36En dernier lieu, j’ai également utilisé plusieurs fonds d’archives audiovisuelles qui, malgré leur rareté et leur dispersion, ont été utiles notamment pour l’appréciation de l’action collective des deux partis dans l’espace public. Tant les photographies42 que les films43 ont permis de nuancer ou de compléter les sources policières ou partisanes. Enfin, dans les Pouilles, des archives sonores, fruit d’une grande campagne de collecte dans la province de Bari à la fin des années 1970, ont, elles aussi, apporté un complément appréciable44.
Six fédérations
37L’étude repose sur l’étude de trois fédérations dans chaque pays pour avoir un aperçu du « milieu partisan » et de la diversité de ses déclinaisons locales. J’ai, pour chaque cas, privilégié une triple approche, en étudiant à la fois les sources policières de la préfecture (Archives départementales et Archivi di Stato), la presse locale socialiste45 et les archives des dirigeants et de la fédération.

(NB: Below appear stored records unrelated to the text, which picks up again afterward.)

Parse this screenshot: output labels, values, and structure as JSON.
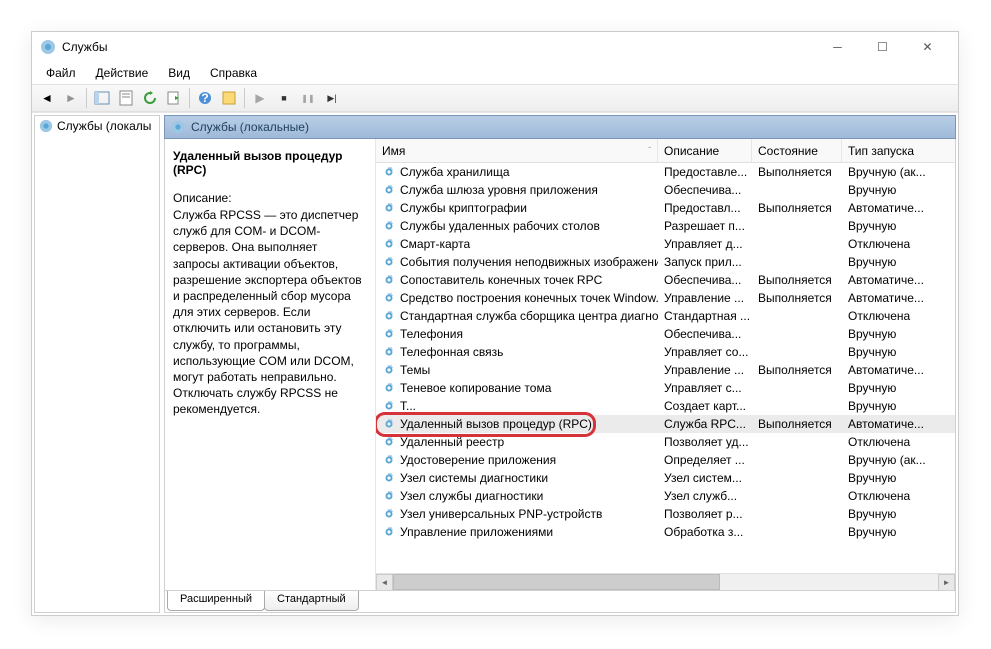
{
  "window": {
    "title": "Службы"
  },
  "menubar": [
    "Файл",
    "Действие",
    "Вид",
    "Справка"
  ],
  "leftpane": {
    "node": "Службы (локалы"
  },
  "rightHeader": "Службы (локальные)",
  "details": {
    "serviceName": "Удаленный вызов процедур (RPC)",
    "descLabel": "Описание:",
    "descBody": "Служба RPCSS — это диспетчер служб для COM- и DCOM-серверов. Она выполняет запросы активации объектов, разрешение экспортера объектов и распределенный сбор мусора для этих серверов. Если отключить или остановить эту службу, то программы, использующие COM или DCOM, могут работать неправильно. Отключать службу RPCSS не рекомендуется."
  },
  "columns": {
    "name": "Имя",
    "desc": "Описание",
    "state": "Состояние",
    "start": "Тип запуска"
  },
  "tabs": {
    "extended": "Расширенный",
    "standard": "Стандартный"
  },
  "services": [
    {
      "name": "Служба хранилища",
      "desc": "Предоставле...",
      "state": "Выполняется",
      "start": "Вручную (ак..."
    },
    {
      "name": "Служба шлюза уровня приложения",
      "desc": "Обеспечива...",
      "state": "",
      "start": "Вручную"
    },
    {
      "name": "Службы криптографии",
      "desc": "Предоставл...",
      "state": "Выполняется",
      "start": "Автоматиче..."
    },
    {
      "name": "Службы удаленных рабочих столов",
      "desc": "Разрешает п...",
      "state": "",
      "start": "Вручную"
    },
    {
      "name": "Смарт-карта",
      "desc": "Управляет д...",
      "state": "",
      "start": "Отключена"
    },
    {
      "name": "События получения неподвижных изображений",
      "desc": "Запуск прил...",
      "state": "",
      "start": "Вручную"
    },
    {
      "name": "Сопоставитель конечных точек RPC",
      "desc": "Обеспечива...",
      "state": "Выполняется",
      "start": "Автоматиче..."
    },
    {
      "name": "Средство построения конечных точек Window...",
      "desc": "Управление ...",
      "state": "Выполняется",
      "start": "Автоматиче..."
    },
    {
      "name": "Стандартная служба сборщика центра диагнос...",
      "desc": "Стандартная ...",
      "state": "",
      "start": "Отключена"
    },
    {
      "name": "Телефония",
      "desc": "Обеспечива...",
      "state": "",
      "start": "Вручную"
    },
    {
      "name": "Телефонная связь",
      "desc": "Управляет со...",
      "state": "",
      "start": "Вручную"
    },
    {
      "name": "Темы",
      "desc": "Управление ...",
      "state": "Выполняется",
      "start": "Автоматиче..."
    },
    {
      "name": "Теневое копирование тома",
      "desc": "Управляет с...",
      "state": "",
      "start": "Вручную"
    },
    {
      "name": "Т...",
      "desc": "Создает карт...",
      "state": "",
      "start": "Вручную"
    },
    {
      "name": "Удаленный вызов процедур (RPC)",
      "desc": "Служба RPC...",
      "state": "Выполняется",
      "start": "Автоматиче...",
      "selected": true
    },
    {
      "name": "Удаленный реестр",
      "desc": "Позволяет уд...",
      "state": "",
      "start": "Отключена"
    },
    {
      "name": "Удостоверение приложения",
      "desc": "Определяет ...",
      "state": "",
      "start": "Вручную (ак..."
    },
    {
      "name": "Узел системы диагностики",
      "desc": "Узел систем...",
      "state": "",
      "start": "Вручную"
    },
    {
      "name": "Узел службы диагностики",
      "desc": "Узел служб...",
      "state": "",
      "start": "Отключена"
    },
    {
      "name": "Узел универсальных PNP-устройств",
      "desc": "Позволяет р...",
      "state": "",
      "start": "Вручную"
    },
    {
      "name": "Управление приложениями",
      "desc": "Обработка з...",
      "state": "",
      "start": "Вручную"
    }
  ],
  "highlightIndex": 14,
  "icons": {
    "back": "◄",
    "fwd": "►",
    "up": "▲",
    "play": "▶",
    "stop": "■",
    "pause": "❚❚",
    "restart": "▶▶",
    "sort": "ˆ"
  }
}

38En Italie, mon choix s’est donc porté sur des fédérations aux profils très différents, la diversité sociale et géographique de l’implantation du parti étant plus importante qu’en France. J’ai donc choisi une grande fédération du nord, Milan, berceau historique du socialisme et place forte du parti. À cette fédération ouvrière liée à une grande ville industrielle du nord, j’ai ajouté la fédération d’Arezzo, beaucoup plus rurale, et faisant partie des terres dites « rouges » de l’Italie centrale, où la tradition socialiste est bien enracinée. Le choix de la fédération méridionale fut plus contraint, mais Bari s’est révélé un excellent terrain d’étude marqué par la présence d’un groupe d’intellectuels méridionalistes issus du Parti d’Action et par un militantisme très lié au Parti communiste et au syndicalisme rural, dans une région où les journaliers agricoles sont très nombreux.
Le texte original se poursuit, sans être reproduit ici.